Można powiedzieć: Błeszyński żyje szybko. Równie chyżo jeździ na nartach. Od kilkunastu lat nie schodzi z pudła –często w blasku złota – Mistrzostw Polski Kolejarzy w Narciarstwie Alpejskim. Jest niecierpliwy, dlatego zamiast malować obraz olejny kilka tygodni, woli poświęcić kilka godzin na wykonanie karykatury. Przygoda z tą formą twórczości ma swój początek w latach siedemdziesiątych ubiegłego stulecia. Omal się nie skończyła, gdy się jeszcze na dobre nie zaczęła. Groźba przerwania studiów była całkiem realna. Niezadowolona ze swojej podobizny pani profesor tak uprzykrzała życie młodemu studentowi – artyście, że ten podjął dozgonną decyzję o nierysowaniu kobiet. Życie zweryfikowało jednak to stanowisko. Okazało się, że karykaturowanie pań to bomba z opóźnionym zapłonem. Marek wytrwał w swoim postanowieniu lat czterdzieści. Na początku nowego stulecia trudno było nie zauważyć ogromnego wzrostu liczby kobiet na eksponowanych stanowiskach. Wraz z tym płeć piękna zagościła na sztalugach Marka.

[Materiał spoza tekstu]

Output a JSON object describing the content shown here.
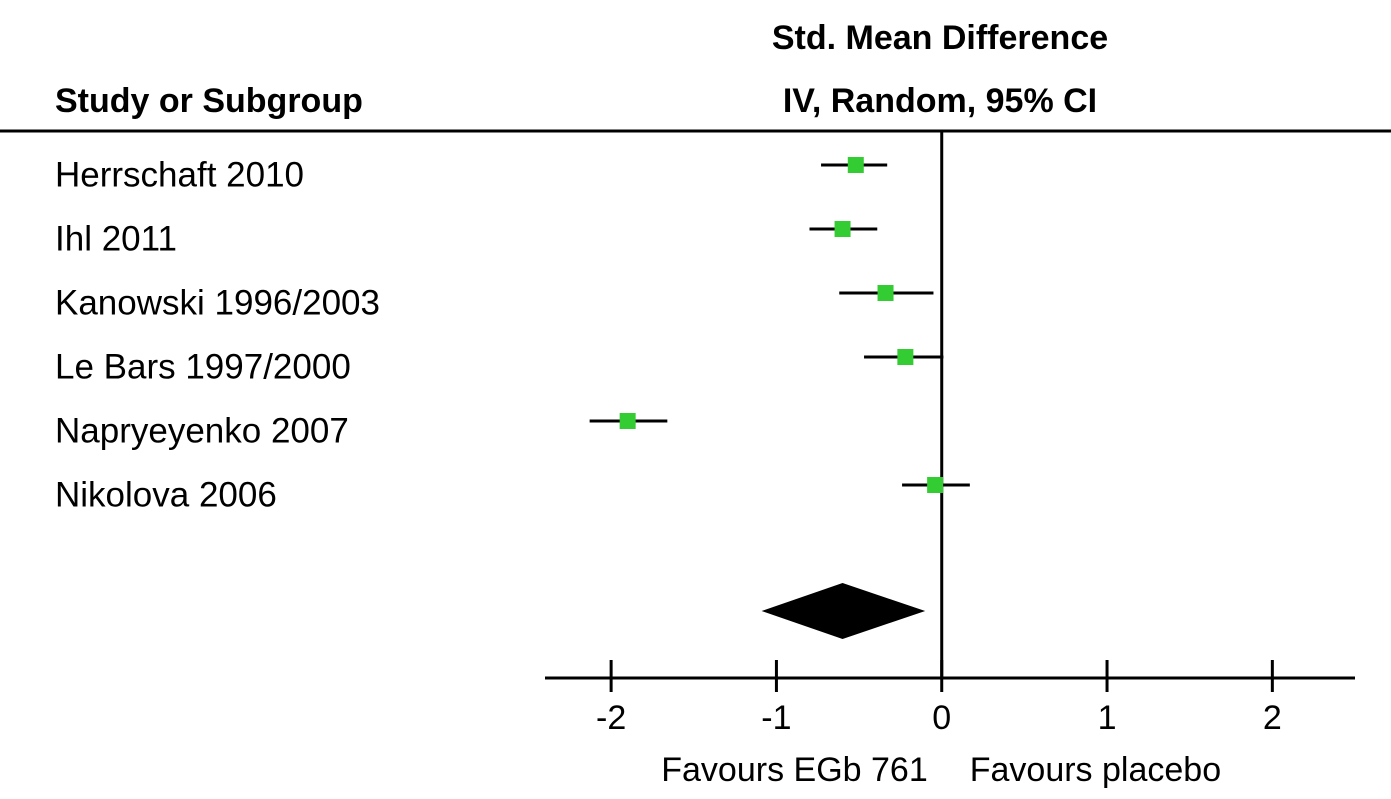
{
  "chart_data": {
    "type": "forest",
    "title": [
      "Std. Mean Difference",
      "IV, Random, 95% CI"
    ],
    "column_header": "Study or Subgroup",
    "categories": [
      "Herrschaft 2010",
      "Ihl 2011",
      "Kanowski 1996/2003",
      "Le Bars 1997/2000",
      "Napryeyenko 2007",
      "Nikolova 2006"
    ],
    "values": [
      -0.52,
      -0.6,
      -0.34,
      -0.22,
      -1.9,
      -0.04
    ],
    "ci_low": [
      -0.73,
      -0.8,
      -0.62,
      -0.47,
      -2.13,
      -0.24
    ],
    "ci_high": [
      -0.33,
      -0.39,
      -0.05,
      0.01,
      -1.66,
      0.17
    ],
    "summary": {
      "value": -0.6,
      "low": -1.09,
      "high": -0.1
    },
    "xlim": [
      -2.4,
      2.5
    ],
    "xticks": [
      -2,
      -1,
      0,
      1,
      2
    ],
    "xlabels": [
      "Favours EGb 761",
      "Favours placebo"
    ],
    "color": "#33cc33",
    "summary_color": "#000000"
  }
}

Marek to zodiakalna „Ryba”. Świetnie pływa. Ma też pewne sukcesy w regatach żeglarskich i spływach kajakowych. Odpoczywa chętnie w pobliżu morza, rzek i jezior, choć góry to dla niego także wspaniały relaks. Na urlop zawsze zabiera ze sobą interesującą książkę, bo jego kolejną pasją jest dobra literatura. Jest również posiadaczem sporej biblioteki o różnorodnej tematyce. Kolega Błeszyński maluje; gra na bębnie, gitarze, mandolinie; recytuje; tańczy; śpiewa. Lubi muzykę, bo więcej w niej miejsca na spontaniczność niż w sztukach plastycznych. Ukończył szkołę muzyczną w klasie gitary. W dziesiątej i jedenastej klasie „ogólniaka” szarpał struny w zespole szkolnym. Był też wicemistrzem szkoły w pięcioboju lekkoatletycznym – biegi na 100 i 400 m, skoki w dal i wzwyż oraz pchnięcie kulą 5 kg. W tym czasie była to najbardziej wszechstronna dyscyplina sportowa nastolatków. Skąd tyle zainteresowań? – Z perspektywy czasu – mówi Błeszyński –
…oceniam, że miałem bardzo mądrych rodziców. Zadbali o to, by w domu były instrumenty muzyczne (gitara, pianino, mandolina); sprzęt sportowy (narty, sanki, łyżwy, piłki, rakiety do tenisa i ping-ponga); sprzęt fotograficzny i ciemnia; kredki, farby wodne i olejne; sprzęt wędkarski, … . Odpowiednia zachęta i dobry przykład ojca, który sam był bardzo uzdolniony muzycznie, plastycznie i wokalnie, zrobiły swoje. Zaraził mnie tą pasją. Mając lat 7 zająłem drugie miejsce w ogólnopolskim konkursie rysunkowym. Takie wydarzenia zachęcają i mobilizują do pracy…
Zatem, na emeryturze karykaturuje Błeszyński ze zdwojoną mocą tak ku uciesze portretowanych, jak też oglądających te delikatne, ciepłe pastelami kredek prace. Zawsze smaczne, trafione, umiejętnie opisujące postaci, którym są poświęcone.